The agreement, first struck in 1999 under Mantle entity Staff Services Pty Ltd, covered half the company’s 300-strong workforce including at high-profile Brisbane venues such as its Pig’N’Whistle pub chain and upmarket CBD restaurant and bar Jimmy’s On The Mall. Mantle also operates key James Squire venues The Charming Squire in Brisbane and The Squire’s Landing at Sydney’s Circular Quay.
Mantle, owned by Godfrey Mantle, fought employee attempts to terminate the agreement for two years but finally dropped its objections after the case was picked up by the United Workers Union.
Commissioner Hunt said it was “difficult to understand” how an employer could have knowingly deprived a large number of employees of penalty rates for so many years.
Godfrey Mantle is the owner of Mantle Group.
“The effect of this employer having the benefit of an agreement made in 1999, without the payment to employees of penalty rates, at least in the last decade, is a disgrace,” she said.
“It has resulted in this employer having an enormous competitive advantage over other employers who pay to employees penalty rates in accordance with the relevant awards or their own agreements which satisfy the better off overall test.”
The Mantle deal allowed the company to pay just the award’s base hourly rate of at least $20.33 for all hours worked, avoiding penalty rates of at least $30.50 for night and Sunday work or $45.74 for public holidays.
One employee, a visa worker who said he had worked an extra 12 hours a week for Mantle for five years, alleged that the company had been banned from sponsoring migrant workers “because they are not paying right”.
Mantle initially objected to its casual employees’ attempts to terminate the agreement – and revert to the penalty rates in the award – by arguing they were not employees as they were not working shifts at the time.
However, it later dropped its objections and, while the case was afoot, sought to transfer employees over to a different agreement under a different name known as Hot Wok Food Makers.
Workers at Mantle’s Pig’N’Whistle British pub chain were covered by the agreement. Harrison Saragossi
The Hot Wok agreement, voted up by just four employees, included a document for employees to “volunteer” to work weekends, nights and public holidays at their ordinary hours – that is, without any penalty rates.
Commissioner Hunt said she was “troubled” by the document, saying it never would have passed the better off overall test as it only offered a minor premium to the minimum base rate.
“It is inconceivable to imagine a [level 3] employee voluntarily agreeing to work for the payment of $28.77 per hour on a public holiday when they would otherwise be entitled to $56.15 per hour.”
In its application to approve the Hot Work deal, Mantle’s human resources chief flagged the company could seek to rely on the Fair Work Act’s “exceptional circumstances” – a rarely used provision that allows agreements to be approved without passing the better off overall test.
The HR chief claimed Mantle needed a deal below the legal threshold as it was in a “short-term crisis” created by the pandemic’s effect on the industry and a “significant reduction in customers”.
Commissioner Hunt said the statement was “incredulous and extraordinary”.
“What is the reasonable strategy to deal with the short-term crisis?
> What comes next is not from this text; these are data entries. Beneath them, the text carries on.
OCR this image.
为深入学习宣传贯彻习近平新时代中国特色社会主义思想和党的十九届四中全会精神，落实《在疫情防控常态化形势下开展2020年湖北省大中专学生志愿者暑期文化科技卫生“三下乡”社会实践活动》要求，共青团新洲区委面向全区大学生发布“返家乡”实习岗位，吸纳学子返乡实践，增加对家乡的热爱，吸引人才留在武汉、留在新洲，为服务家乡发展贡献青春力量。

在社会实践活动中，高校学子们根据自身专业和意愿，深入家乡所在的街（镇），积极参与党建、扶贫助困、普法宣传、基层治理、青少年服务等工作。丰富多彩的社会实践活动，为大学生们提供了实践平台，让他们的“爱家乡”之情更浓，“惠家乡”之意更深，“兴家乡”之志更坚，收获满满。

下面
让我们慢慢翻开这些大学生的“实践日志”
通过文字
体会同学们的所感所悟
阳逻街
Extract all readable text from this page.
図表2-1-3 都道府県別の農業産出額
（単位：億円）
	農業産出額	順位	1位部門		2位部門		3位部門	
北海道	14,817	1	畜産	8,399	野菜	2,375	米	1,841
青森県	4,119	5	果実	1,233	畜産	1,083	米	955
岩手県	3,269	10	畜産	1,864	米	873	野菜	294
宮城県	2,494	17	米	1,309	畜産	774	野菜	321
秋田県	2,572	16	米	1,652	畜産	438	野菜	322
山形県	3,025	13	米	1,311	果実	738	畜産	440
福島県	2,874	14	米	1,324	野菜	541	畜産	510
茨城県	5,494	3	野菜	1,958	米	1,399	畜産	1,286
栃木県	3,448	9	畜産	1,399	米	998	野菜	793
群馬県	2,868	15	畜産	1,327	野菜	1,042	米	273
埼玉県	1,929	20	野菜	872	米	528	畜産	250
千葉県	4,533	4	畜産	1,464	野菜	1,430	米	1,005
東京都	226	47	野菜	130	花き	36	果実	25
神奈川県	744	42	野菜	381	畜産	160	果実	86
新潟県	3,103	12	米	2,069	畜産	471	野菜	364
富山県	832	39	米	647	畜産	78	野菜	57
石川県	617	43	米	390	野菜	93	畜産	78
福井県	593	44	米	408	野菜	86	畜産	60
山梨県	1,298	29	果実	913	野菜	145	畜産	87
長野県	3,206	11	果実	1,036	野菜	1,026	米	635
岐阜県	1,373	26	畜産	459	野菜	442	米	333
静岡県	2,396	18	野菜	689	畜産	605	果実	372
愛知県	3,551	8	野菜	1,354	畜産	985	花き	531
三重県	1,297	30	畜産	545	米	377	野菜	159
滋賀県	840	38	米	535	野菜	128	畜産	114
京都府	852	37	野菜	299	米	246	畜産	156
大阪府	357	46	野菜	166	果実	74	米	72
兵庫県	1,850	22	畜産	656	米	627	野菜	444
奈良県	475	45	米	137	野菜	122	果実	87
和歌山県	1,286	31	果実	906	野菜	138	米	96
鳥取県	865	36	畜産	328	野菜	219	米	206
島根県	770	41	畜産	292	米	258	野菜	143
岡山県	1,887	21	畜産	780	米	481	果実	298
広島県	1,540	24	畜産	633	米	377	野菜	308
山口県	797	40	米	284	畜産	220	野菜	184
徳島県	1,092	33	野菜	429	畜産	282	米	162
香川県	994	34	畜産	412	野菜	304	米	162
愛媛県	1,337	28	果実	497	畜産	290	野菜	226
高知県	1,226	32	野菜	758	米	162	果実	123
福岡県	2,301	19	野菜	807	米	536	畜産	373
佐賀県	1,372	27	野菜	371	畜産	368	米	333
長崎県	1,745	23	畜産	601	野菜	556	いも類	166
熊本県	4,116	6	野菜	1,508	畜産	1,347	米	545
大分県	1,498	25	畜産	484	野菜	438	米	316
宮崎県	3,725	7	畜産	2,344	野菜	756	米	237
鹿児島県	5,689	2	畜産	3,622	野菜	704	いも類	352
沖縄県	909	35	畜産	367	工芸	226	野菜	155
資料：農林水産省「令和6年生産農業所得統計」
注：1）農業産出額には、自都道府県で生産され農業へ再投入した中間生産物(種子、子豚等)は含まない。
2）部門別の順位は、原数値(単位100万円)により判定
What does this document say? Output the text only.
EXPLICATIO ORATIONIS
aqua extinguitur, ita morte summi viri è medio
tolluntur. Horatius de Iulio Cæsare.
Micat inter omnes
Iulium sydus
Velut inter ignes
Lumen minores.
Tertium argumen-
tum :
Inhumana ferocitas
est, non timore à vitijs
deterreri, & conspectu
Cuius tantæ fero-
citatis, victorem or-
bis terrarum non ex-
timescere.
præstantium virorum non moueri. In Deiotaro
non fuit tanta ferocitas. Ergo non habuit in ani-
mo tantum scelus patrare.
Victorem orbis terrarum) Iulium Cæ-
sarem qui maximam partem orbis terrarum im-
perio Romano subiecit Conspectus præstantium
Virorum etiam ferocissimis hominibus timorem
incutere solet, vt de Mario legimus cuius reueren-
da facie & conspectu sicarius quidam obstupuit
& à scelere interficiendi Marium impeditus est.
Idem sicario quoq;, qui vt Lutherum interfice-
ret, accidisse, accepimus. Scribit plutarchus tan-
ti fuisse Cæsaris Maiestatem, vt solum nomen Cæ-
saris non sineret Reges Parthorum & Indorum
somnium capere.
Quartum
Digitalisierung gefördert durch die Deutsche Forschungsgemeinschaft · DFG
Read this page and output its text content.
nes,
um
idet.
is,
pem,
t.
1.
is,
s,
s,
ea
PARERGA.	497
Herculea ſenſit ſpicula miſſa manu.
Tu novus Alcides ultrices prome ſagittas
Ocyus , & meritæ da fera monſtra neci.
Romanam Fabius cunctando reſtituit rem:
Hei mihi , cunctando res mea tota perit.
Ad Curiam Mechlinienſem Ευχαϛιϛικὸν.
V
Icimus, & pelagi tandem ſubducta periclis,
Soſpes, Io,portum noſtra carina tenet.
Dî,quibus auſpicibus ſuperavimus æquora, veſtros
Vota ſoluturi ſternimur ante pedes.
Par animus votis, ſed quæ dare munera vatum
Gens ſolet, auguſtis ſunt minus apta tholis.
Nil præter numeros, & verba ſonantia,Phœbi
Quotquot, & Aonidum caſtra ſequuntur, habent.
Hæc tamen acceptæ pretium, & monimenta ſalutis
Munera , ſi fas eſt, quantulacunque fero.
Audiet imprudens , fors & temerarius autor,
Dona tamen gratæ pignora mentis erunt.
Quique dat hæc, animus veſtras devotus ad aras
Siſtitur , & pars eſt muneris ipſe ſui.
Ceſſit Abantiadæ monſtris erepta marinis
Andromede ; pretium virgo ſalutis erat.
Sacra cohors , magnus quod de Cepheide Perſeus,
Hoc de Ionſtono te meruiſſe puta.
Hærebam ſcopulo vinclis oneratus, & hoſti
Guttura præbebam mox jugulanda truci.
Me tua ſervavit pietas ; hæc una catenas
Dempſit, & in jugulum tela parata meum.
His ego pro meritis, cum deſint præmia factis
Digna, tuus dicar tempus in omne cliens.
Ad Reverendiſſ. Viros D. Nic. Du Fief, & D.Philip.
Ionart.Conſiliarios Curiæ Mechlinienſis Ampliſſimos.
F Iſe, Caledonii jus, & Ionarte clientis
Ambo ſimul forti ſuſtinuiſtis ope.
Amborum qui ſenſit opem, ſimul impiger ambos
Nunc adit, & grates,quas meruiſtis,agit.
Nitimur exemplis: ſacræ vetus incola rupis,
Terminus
Permitting employees to sign away their entitlement to penalty rates because the employee asked for that? Saving Hot Wok Food Makers Pty Ltd from paying penalty rates required of other employers in the industry?”
The agreement covered workers at Mantle’s Brisbane bar and restaurant Jimmy’s On the Mall.
The commissioner granted the application to terminate the 1999 agreement as she found “it provided no benefit to the employees at all”.
“In my view it is unconscionable this arrangement has continued in place without an application by the employer to terminate the agreement.”
She said it was necessary to shine a light on such “archaic arrangements” and blasted employers like Mantle who did not have the “intestinal fortitude” to terminate the deals themselves.
“Presently, it is incumbent upon employees, often casual employees, to make an application to the commission, to request termination of an agreement where an employer does not have the intestinal fortitude to recognise what a significant benefit it has had for a substantial period of time and make its own application.”
Maurice Blackburn principal Giri Sivaraman, who represented the employee Henry Thom who terminated the deal, said it was the worst case of a zombie agreement he had seen.